Precisamos falar sobre violência, porque precisamos saber identificá-la. Precisamos saber quando estamos sofrendo a violência, quando estamos sendo violentos e quando estamos presenciando o outro sofrendo a violência.
Muitas vezes falamos sobre esse tema de maneira extremamente superficial, colocando a violência no lugar de tabu, o que faz com que não tenhamos ferramentas suficientes para lidar com esse tipo de situação.
A violência contra a mulher
Para exemplificar, basta pensarmos na questão da violência contra a mulher. Quantas vezes a mulher vítima de violência acaba tendo que viver novamente uma violência quando busca ajuda em instituições do Estado, na família, entre os amigos ou na sociedade no geral, muitas vezes sendo culpabilizada, desacreditada, exposta, etc. E o pior, muitas vezes essas pessoas que culpabilizam a vítima realmente acreditam que estão “ajudando”, quando na verdade estão aumentando o problema.
“Então o melhor é não tentar ajudar as pessoas que sofrem algum tipo de violência?”. Não. O melhor é falarmos sobre, buscarmos informações sobre o assunto (em fontes confiáveis), aprendermos, discutirmos, revermos nossas condutas diante da violência para que nossa atuação seja realmente satisfatória
Um dos maiores temas quando falamos sobre violência é a violência contra a mulher, sendo o relacionamento abusivo um dos temas que mais se destacam. Lembrando que o relacionamento abusivo não ocorre somente em situações em que a mulher é a vítima, mas na grande maioria dos casos, sim, o abusador é um homem e a vítima é uma mulher. Também é importante ressaltar que esse tipo de relacionamento não está somente nos relacionamentos amorosos, mas também em relacionamentos familiares, de amizade, de trabalho, etc.

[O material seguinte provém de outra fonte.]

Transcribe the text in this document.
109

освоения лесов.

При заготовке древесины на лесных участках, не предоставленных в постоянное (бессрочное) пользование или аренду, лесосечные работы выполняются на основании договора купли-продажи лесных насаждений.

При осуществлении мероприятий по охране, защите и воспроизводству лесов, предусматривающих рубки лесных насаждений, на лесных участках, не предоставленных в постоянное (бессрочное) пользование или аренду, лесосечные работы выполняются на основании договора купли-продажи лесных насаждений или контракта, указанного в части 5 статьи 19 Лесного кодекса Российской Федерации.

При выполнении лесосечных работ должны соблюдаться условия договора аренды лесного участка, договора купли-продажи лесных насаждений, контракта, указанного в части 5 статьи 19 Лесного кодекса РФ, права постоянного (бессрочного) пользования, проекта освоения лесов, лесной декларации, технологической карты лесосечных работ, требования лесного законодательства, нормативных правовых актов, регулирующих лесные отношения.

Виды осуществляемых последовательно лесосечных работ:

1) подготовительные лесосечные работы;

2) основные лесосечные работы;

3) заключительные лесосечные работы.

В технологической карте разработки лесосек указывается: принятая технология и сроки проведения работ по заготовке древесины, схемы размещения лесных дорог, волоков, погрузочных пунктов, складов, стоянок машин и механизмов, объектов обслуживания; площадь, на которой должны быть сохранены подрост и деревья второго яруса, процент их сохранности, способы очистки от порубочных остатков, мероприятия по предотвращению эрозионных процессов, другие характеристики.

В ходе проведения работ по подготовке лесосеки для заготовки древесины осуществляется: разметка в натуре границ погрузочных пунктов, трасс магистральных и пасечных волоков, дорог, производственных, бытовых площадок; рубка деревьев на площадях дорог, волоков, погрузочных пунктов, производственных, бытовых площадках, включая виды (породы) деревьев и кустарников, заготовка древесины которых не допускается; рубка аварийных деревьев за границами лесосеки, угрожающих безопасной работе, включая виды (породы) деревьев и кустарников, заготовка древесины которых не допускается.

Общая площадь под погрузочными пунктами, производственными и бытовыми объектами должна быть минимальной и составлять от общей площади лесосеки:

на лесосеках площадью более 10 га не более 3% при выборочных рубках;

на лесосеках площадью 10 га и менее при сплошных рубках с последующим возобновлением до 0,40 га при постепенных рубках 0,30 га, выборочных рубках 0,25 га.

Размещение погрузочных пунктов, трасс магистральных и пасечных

Relacionamentos abusivos em foco
Nesse tipo de relação, uma das partes submete a outra pelo excesso de poder, dominando-a, fazendo com que a outra parte se sujeite às suas vontades. Há quem imagine que o relacionamento abusivo é caracterizado pela violência física, mas isso é um grande engano. Todas os tipos de violência podem estar presentes, até mesmo as violências mais “sutis”. Sabe aquela mulher que não pode sair de casa com uma roupa que o marido não gosta? E aquela sua amiga que não pode usar batom vermelho? E aquela sua colega que é constantemente humilhada pelos familiares? Ou até mesmo a sua prima que toda vez que vai terminar o relacionamento, o namorado abusivo diz para ela que vai se matar, vai fazer uma loucura caso ela siga em frente? “Você nunca vai achar alguém que goste de você como eu. Olha só para você.”. Você já conheceu alguém que teve que parar de conversar com os amigos por causa de um relacionamento? Viu? Aqui não estamos falando somente de violência física, há também violência moral, psicológica, sexual e patrimonial, entre outras, e isso é muito importante para identificarmos esse tipo de situação.
A vítima é “encurralada”, fazendo com que ela acredite que as situações de abuso são apenas “coisa de sua cabeça”, que está louca (o famoso gaslighting), fazendo com que ela se afaste de qualquer pessoa que possa alertá-la e protegê-la, e muitas vezes, quando a vítima tenta sair do relacionamento, o abusador encontra um jeito de prendê-la novamente com promessas de mudanças, flores, agrados, mas pouco depois tudo volta a ser do mesmo jeito). Esse tipo de relacionamento é extremamente reforçado pela sociedade, que pouco apoia a vítima: “ah que lindo, ele tem ciúmes de você”, “ah, mas ele faz isso por te amar muito”.
Entre várias consequências do relacionamento abusivo, podemos destacar: sentimento de culpa, vergonha, perda de consciência sobre a realidade, aumento da ansiedade, acreditar que não é capaz, baixa autoestima, etc. É necessário um trabalho específico com a vítima, fortalecendo sua autoestima, seu autoconhecimento e sua rede de apoio para que ela consiga quebrar com o ciclo da violência de maneira satisfatória, por isso a psicoterapia pode ser uma ferramenta bastante interessante contra esse tipo de abuso. Precisamos ter sempre em mente e relacionamento abusivo não é amor.